O comportamento de um dos estudantes, geralmente mais calado e pouco participativo em sala, surpreendeu Claricy. "Um aluno que até então não falava e tinha dificuldade de falar nas aulas me chamou atenção. Ele não joga futebol, mas joga muito videogame, então sabia praticamente todos esses dados de Messi, que ele é esquerdo, onde joga, quais ligas participava, ele sabia explicar como funcionam as ligas".
Inclusão de esportes nas discussões matemáticas
Claricy afirma que os esportes, em geral, não apenas o futebol, proporcionam um vasto campo de discussão dentro de sala de aula. E ela gosta de explorar isso.
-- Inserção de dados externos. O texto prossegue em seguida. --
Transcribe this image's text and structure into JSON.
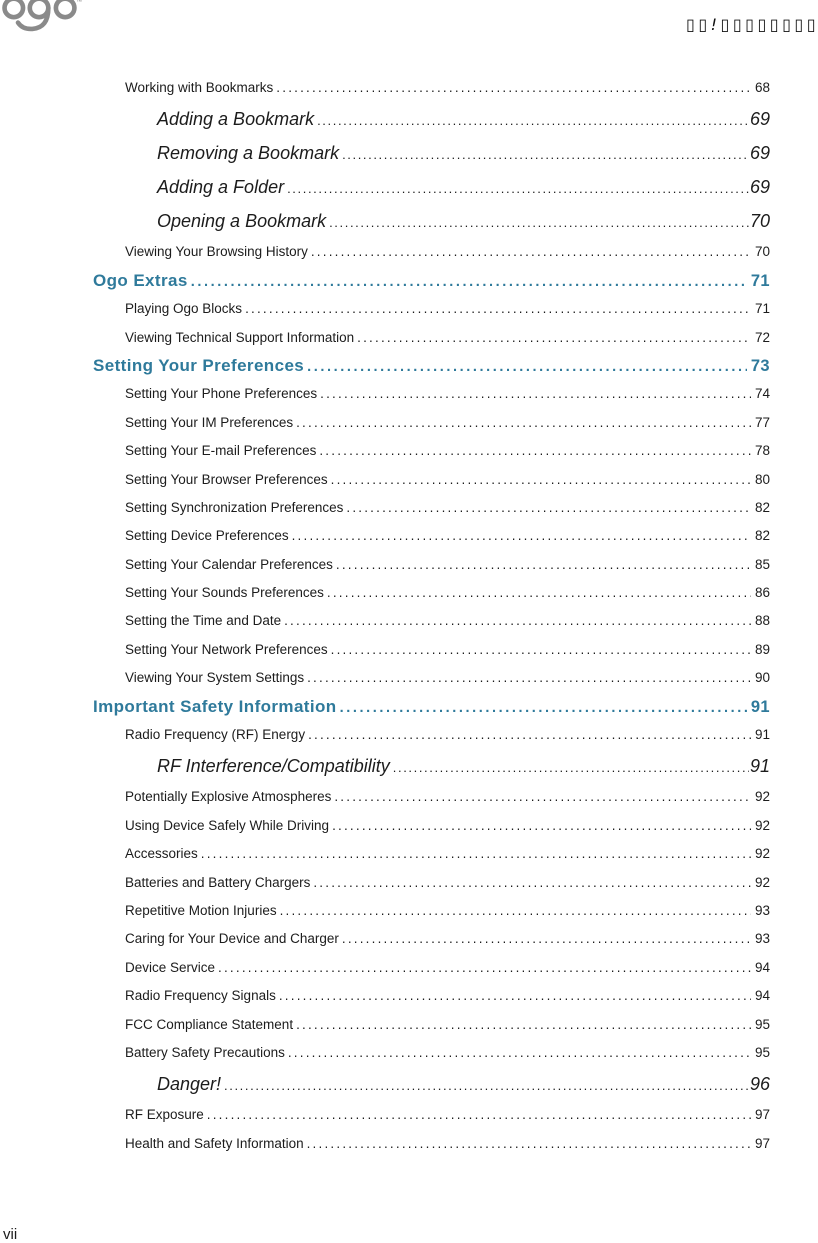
{
  "header": {
    "logo_text": "ogo",
    "logo_trademark": "TM",
    "right_garbled_text": "▯▯!▯▯▯▯▯▯▯▯"
  },
  "footer": {
    "page_label": "vii"
  },
  "colors": {
    "heading_accent": "#2f7a9b",
    "body_text": "#1c1c1c",
    "logo_gray": "#8a8a8a"
  },
  "toc": {
    "entries": [
      {
        "level": 2,
        "label": "Working with Bookmarks",
        "page": "68"
      },
      {
        "level": 3,
        "label": "Adding a Bookmark",
        "page": "69"
      },
      {
        "level": 3,
        "label": "Removing a Bookmark",
        "page": "69"
      },
      {
        "level": 3,
        "label": "Adding a Folder",
        "page": "69"
      },
      {
        "level": 3,
        "label": "Opening a Bookmark",
        "page": "70"
      },
      {
        "level": 2,
        "label": "Viewing Your Browsing History",
        "page": "70"
      },
      {
        "level": 1,
        "label": "Ogo Extras",
        "page": "71"
      },
      {
        "level": 2,
        "label": "Playing Ogo Blocks",
        "page": "71"
      },
      {
        "level": 2,
        "label": "Viewing Technical Support Information",
        "page": "72"
      },
      {
        "level": 1,
        "label": "Setting Your Preferences",
        "page": "73"
      },
      {
        "level": 2,
        "label": "Setting Your Phone Preferences",
        "page": "74"
      },
      {
        "level": 2,
        "label": "Setting Your IM Preferences",
        "page": "77"
      },
      {
        "level": 2,
        "label": "Setting Your E-mail Preferences",
        "page": "78"
      },
      {
        "level": 2,
        "label": "Setting Your Browser Preferences",
        "page": "80"
      },
      {
        "level": 2,
        "label": "Setting Synchronization Preferences",
        "page": "82"
      },
      {
        "level": 2,
        "label": "Setting Device Preferences",
        "page": "82"
      },
      {
        "level": 2,
        "label": "Setting Your Calendar Preferences",
        "page": "85"
      },
      {
        "level": 2,
        "label": "Setting Your Sounds Preferences",
        "page": "86"
      },
      {
        "level": 2,
        "label": "Setting the Time and Date",
        "page": "88"
      },
      {
        "level": 2,
        "label": "Setting Your Network Preferences",
        "page": "89"
      },
      {
        "level": 2,
        "label": "Viewing Your System Settings",
        "page": "90"
      },
      {
        "level": 1,
        "label": "Important Safety Information",
        "page": "91"
      },
      {
        "level": 2,
        "label": "Radio Frequency (RF) Energy",
        "page": "91"
      },
      {
        "level": 3,
        "label": "RF Interference/Compatibility",
        "page": "91"
      },
      {
        "level": 2,
        "label": "Potentially Explosive Atmospheres",
        "page": "92"
      },
      {
        "level": 2,
        "label": "Using Device Safely While Driving",
        "page": "92"
      },
      {
        "level": 2,
        "label": "Accessories",
        "page": "92"
      },
      {
        "level": 2,
        "label": "Batteries and Battery Chargers",
        "page": "92"
      },
      {
        "level": 2,
        "label": "Repetitive Motion Injuries",
        "page": "93"
      },
      {
        "level": 2,
        "label": "Caring for Your Device and Charger",
        "page": "93"
      },
      {
        "level": 2,
        "label": "Device Service",
        "page": "94"
      },
      {
        "level": 2,
        "label": "Radio Frequency Signals",
        "page": "94"
      },
      {
        "level": 2,
        "label": "FCC Compliance Statement",
        "page": "95"
      },
      {
        "level": 2,
        "label": "Battery Safety Precautions",
        "page": "95"
      },
      {
        "level": 3,
        "label": "Danger!",
        "page": "96"
      },
      {
        "level": 2,
        "label": "RF Exposure",
        "page": "97"
      },
      {
        "level": 2,
        "label": "Health and Safety Information",
        "page": "97"
      }
    ]
  }
}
"A gente fez até uma feira 'Matemática e Esporte', só relacionando essa questão de onde a matemática entrava nos esportes. Fizemos um trabalho bem detalhado de natação. Por que o atleta fica naquela posição? O que acontece com os braços dele quando trabalham naquela posição? Qual era o ângulo do braço para ele ter maior impulso? Também entrou a questão do basquete, da parábola para acertar a bola na cesta. A gente já fez medição da quadra de basquete, calculou direitinho, pesquisou qual o tamanho indicado para construção das quadras e descobriu que a quadra da nossa escola não estava de acordo com as instruções", lembra.
Embora tente sempre agregar outros esportes, reconhece que o futebol é o queridinho e não perde oportunidades para apostar nisso. "Quando a gente fala de outros esportes, eles têm dificuldades para entender porque aqui, principalmente no interior, tanto meninos quanto meninas têm paixão maior por futebol ou futsal. Natação é difícil e não tem investimento em quadras de outros esportes. [futebol é] O que eles mais conhecem e o que mais gostam e é o que eu aproveito mais."
E como aproveita: já trabalhou, por exemplo, usando a tabela do Campeonato Brasileiro para explicar aos alunos termos como saldo de gols, negativos e positivos, risco de quedas para Série B, quantos jogos o time tem de ganhar para sair da zona de rebaixamento etc. Também costuma usar a velocidade e o ângulo dos chutes a gol para explicar o conceito de parábolas, entre outras atividades relacionando os dois temas.
Claricy reforça que o objetivo é sempre trabalhar a matemática de uma forma que se relacione com o dia a dia dos alunos. "Quando não faz sentido, a chance de sucesso é quase nula", sentencia.